We also did this to help foster trust. We want our stakeholders, including employees, as well as the broader community to know we are serious about DEI, and we are holding ourselves accountable to reaching our goals. While we are energized by the progress we’ve made, we recognize we have more work to do — and we remain committed to publicly sharing our progress through our Purpose Report.
2. To build trust, leaders need to communicate the “why” behind big decisions.
When done effectively, taking a multi-stakeholder approach to building trust can create a positive feedback loop that can be a true force multiplier.
For example, at PwC, we recently went through a historic transformation that included a brand refresh and a bold new strategy that we call The New Equation. Any change of this magnitude was bound to result in some discomfort among our broad network of stakeholders, but, this time, how we addressed their potential concerns and questions was different. We communicated not just the “what” but the “why” to our broad group of stakeholders — not just clients and our employees, but also regulators, analysts, alumni, the business community, NGOs and NPOs, future talent, and so on.
We also made sure to tailor our communications to each stakeholder audience to foster a better understanding. This was very important to motivate each stakeholder audience to come along on the journey with us.

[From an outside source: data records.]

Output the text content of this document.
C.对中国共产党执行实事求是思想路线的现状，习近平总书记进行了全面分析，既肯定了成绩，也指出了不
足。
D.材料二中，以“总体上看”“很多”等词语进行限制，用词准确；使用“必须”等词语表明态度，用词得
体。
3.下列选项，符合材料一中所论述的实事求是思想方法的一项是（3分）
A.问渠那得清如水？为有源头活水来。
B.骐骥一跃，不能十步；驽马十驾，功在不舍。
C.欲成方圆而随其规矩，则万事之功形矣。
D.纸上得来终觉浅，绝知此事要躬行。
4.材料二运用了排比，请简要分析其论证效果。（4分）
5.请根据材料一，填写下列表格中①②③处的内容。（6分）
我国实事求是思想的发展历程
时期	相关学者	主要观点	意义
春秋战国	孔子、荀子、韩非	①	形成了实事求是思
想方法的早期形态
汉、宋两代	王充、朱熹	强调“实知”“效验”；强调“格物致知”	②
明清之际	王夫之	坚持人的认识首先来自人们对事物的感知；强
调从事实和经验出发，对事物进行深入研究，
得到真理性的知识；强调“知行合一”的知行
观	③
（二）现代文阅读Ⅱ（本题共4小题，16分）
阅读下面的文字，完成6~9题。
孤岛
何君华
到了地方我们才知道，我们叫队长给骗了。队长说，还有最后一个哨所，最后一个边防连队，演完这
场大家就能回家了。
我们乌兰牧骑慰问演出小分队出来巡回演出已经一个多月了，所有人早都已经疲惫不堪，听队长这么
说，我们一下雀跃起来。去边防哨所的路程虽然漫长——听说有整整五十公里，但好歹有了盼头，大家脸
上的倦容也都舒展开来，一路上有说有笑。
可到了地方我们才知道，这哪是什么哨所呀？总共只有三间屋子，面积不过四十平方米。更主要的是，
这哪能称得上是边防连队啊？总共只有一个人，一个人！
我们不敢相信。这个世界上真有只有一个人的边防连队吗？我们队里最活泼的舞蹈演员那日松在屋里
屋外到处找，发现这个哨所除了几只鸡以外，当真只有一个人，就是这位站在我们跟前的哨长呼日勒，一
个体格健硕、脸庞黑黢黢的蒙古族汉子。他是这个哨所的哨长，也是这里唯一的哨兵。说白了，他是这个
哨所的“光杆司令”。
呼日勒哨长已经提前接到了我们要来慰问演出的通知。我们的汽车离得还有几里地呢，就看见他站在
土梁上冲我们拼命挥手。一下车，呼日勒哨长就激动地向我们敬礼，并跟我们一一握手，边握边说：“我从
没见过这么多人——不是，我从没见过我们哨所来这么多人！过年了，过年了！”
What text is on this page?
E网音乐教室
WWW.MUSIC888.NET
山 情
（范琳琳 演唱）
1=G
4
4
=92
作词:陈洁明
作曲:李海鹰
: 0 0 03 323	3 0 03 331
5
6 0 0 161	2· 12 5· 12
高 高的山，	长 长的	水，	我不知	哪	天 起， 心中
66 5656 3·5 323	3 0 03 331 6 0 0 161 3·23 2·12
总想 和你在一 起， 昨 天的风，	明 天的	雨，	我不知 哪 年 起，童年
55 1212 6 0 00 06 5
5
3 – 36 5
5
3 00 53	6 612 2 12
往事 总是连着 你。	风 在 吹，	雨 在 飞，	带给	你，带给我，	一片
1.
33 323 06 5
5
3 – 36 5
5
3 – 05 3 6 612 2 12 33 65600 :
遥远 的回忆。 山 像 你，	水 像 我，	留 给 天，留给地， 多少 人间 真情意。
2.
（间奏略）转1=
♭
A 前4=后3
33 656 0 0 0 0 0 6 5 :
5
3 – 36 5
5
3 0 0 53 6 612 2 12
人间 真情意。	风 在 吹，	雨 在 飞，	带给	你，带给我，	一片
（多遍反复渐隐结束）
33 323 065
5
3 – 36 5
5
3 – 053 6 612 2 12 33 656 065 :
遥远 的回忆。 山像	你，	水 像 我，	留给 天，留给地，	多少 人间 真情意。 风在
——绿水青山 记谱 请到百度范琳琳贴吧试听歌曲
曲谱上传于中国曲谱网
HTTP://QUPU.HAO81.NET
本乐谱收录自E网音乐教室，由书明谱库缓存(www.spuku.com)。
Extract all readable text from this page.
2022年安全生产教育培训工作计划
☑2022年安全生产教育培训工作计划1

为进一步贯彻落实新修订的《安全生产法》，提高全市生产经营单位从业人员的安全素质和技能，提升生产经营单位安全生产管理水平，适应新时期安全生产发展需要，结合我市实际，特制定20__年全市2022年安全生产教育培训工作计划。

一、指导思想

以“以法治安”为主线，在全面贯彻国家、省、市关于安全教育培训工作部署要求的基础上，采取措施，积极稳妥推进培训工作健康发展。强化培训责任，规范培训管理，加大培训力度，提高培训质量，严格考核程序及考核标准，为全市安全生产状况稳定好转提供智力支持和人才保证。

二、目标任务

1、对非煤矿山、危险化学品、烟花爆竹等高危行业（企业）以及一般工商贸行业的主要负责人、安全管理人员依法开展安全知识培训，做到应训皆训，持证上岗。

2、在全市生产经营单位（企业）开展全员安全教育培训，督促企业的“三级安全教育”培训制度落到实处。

3. Leaders need to act with integrity, courage, and vulnerability.
When mistakes happen, as they inevitably will, leaders should make a sustained, transparent commitment to make things right.
For nearly 90 years, our firm has had the great privilege of tabulating the votes for the Academy Awards ceremony and identifying the winners. During the 2017 Oscars, one of our PwC partners mistakenly handed a presenter the wrong envelope. On behalf of our firm, I immediately took responsibility. I personally reached out to dozens of people who were impacted, including producers, presenters, stage managers, and filmmakers. In the months that followed, we took swift action to understand how the mistake was made, and we worked closely with the Academy to design new protocols and safeguards to prevent the mistake from happening again. We did this because it was the right thing to do and wanted to regain trust with our client, our collective stakeholders.
I believe our recent study is good news for business and society. Our business community has come a long way in building trust with consumers and putting greater social needs in line with the responsibility to grow revenue. While it’s a hill we are still climbing, we are capturing the opportunity to make positive, lasting change for our stakeholders and society at large — and that is a step in the right direction.